一个TensorRT插件，因此我们需要FLayerInfo来保存原始的Tensor-wise输入，以帮助创建新的gpt_attention层。

class GPTAttentionPluginRemovePaddingRewritePass(PatternRewriter):

    def __init__(self):
        super().__init__('gpt_attention_plugin_remove_padding',
                         root_layer={trt.LayerType.PLUGIN_V2})

    def match_and_rewrite(self, layer: Layer) -> bool:
        if layer.as_layer().type != trt.LayerType.PLUGIN_V2 or \
                layer.as_layer().plugin.plugin_namespace != 'tensorrt_llm' or \
                layer.as_layer().plugin.plugin_type != 'GPTAttention':
            return False

        # Retrieve the FLayerInfo
        flayer = FLayerInfoMemo.instance().get(layer.name)
        assert flayer
        # Although the layer is a plugin, which is a black box, we get some high-level input information from the FLayerInfo.
        tensor_input: Tensor = flayer.get_input('qkv')
        if tensor_input.shape[0] == 1:  # Already in remove-padding mode
            return False

        # Some information could be passed in from external
        assert self.args is not None, "args should be passed in from RewritePatternManager.rewrite()"
        batch_size, in_len, hidden_size = self.args['batch_size'], self.args['in_len'], self.args['hidden_size']

        with net_guard(layer.network):
            new_inputs = flayer.clone_inputs()

            # Step 1: Create new inputs and replace the original arglist.
            input = Tensor(
                name='qkv',
                dtype=trt.float16,
                shape=(1, batch_size * in_len, hidden_size),
            )
            new_inputs['qkv'] = input

            # Step 2: Create a new plugin instance.
            new_outs = gpt_attention(**new_inputs)

            # Step 3: Deprive all the users of the old plugin instance.
            flayer.replace_outputs_uses_with(layer.network, new_outs)

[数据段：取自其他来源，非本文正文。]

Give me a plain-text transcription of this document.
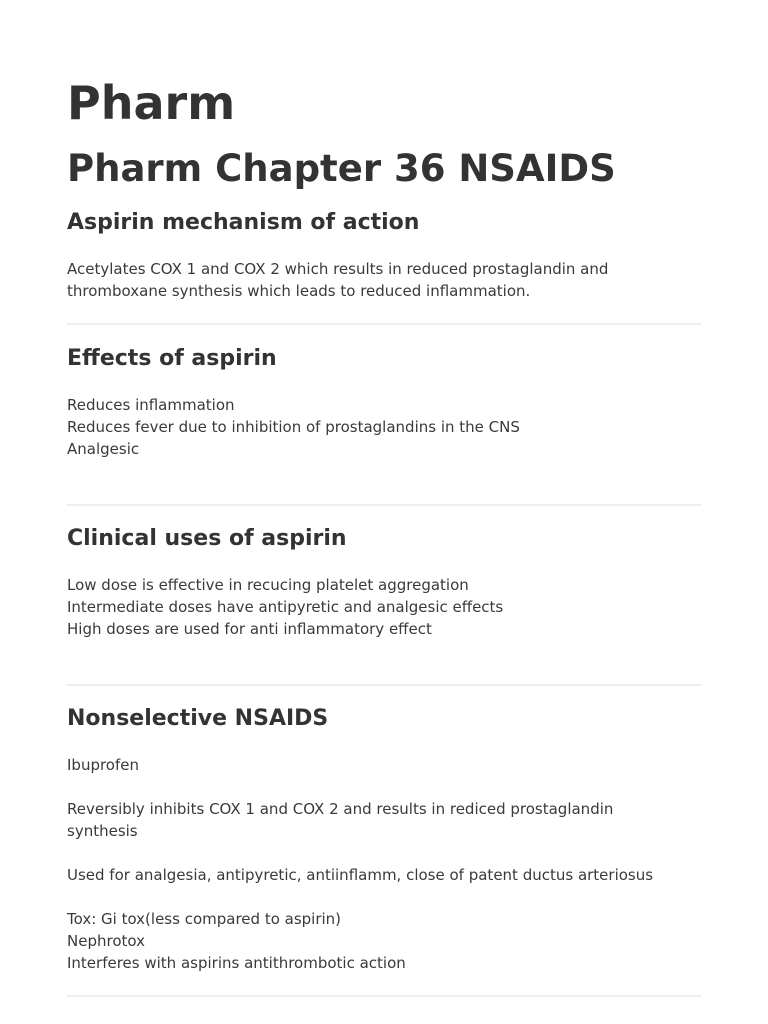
Pharm
Pharm Chapter 36 NSAIDS
Aspirin mechanism of action

Acetylates COX 1 and COX 2 which results in reduced prostaglandin and
thromboxane synthesis which leads to reduced inflammation.

Effects of aspirin

Reduces inflammation
Reduces fever due to inhibition of prostaglandins in the CNS
Analgesic

Clinical uses of aspirin

Low dose is effective in recucing platelet aggregation
Intermediate doses have antipyretic and analgesic effects
High doses are used for anti inflammatory effect

Nonselective NSAIDS

Ibuprofen
Reversibly inhibits COX 1 and COX 2 and results in rediced prostaglandin
synthesis
Used for analgesia, antipyretic, antiinflamm, close of patent ductus arteriosus
Tox: Gi tox(less compared to aspirin)
Nephrotox
Interferes with aspirins antithrombotic action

            # Step 4: Remove the old plugin instance.
            layer.mark_as_removed()

        return True

这与第一个示例非常相似，重点是FLayerInfo部分。通过下面的代码，我们可以获取该层的原始输入，从而能够更改与移除填充相关的输入，并创建一个新层来替换它。

flayer = FLayerInfoMemo.instance().get(layer.name)
assert flayer

new_inputs = flayer.clone_inputs()

# Step 1: Create new inputs and replace the original arglist.
input = Tensor(
    name='tensor',
    dtype=trt.float16,
    shape=(1, batch_size * in_len, hidden_size),
)
new_inputs['tensor'] = input

# Step 2: Create a new plugin instance.
new_outs = gpt_attention(**new_inputs)

有关实际示例，请参考graph_rewriting.py中的FuseAttentionWithBiasPass。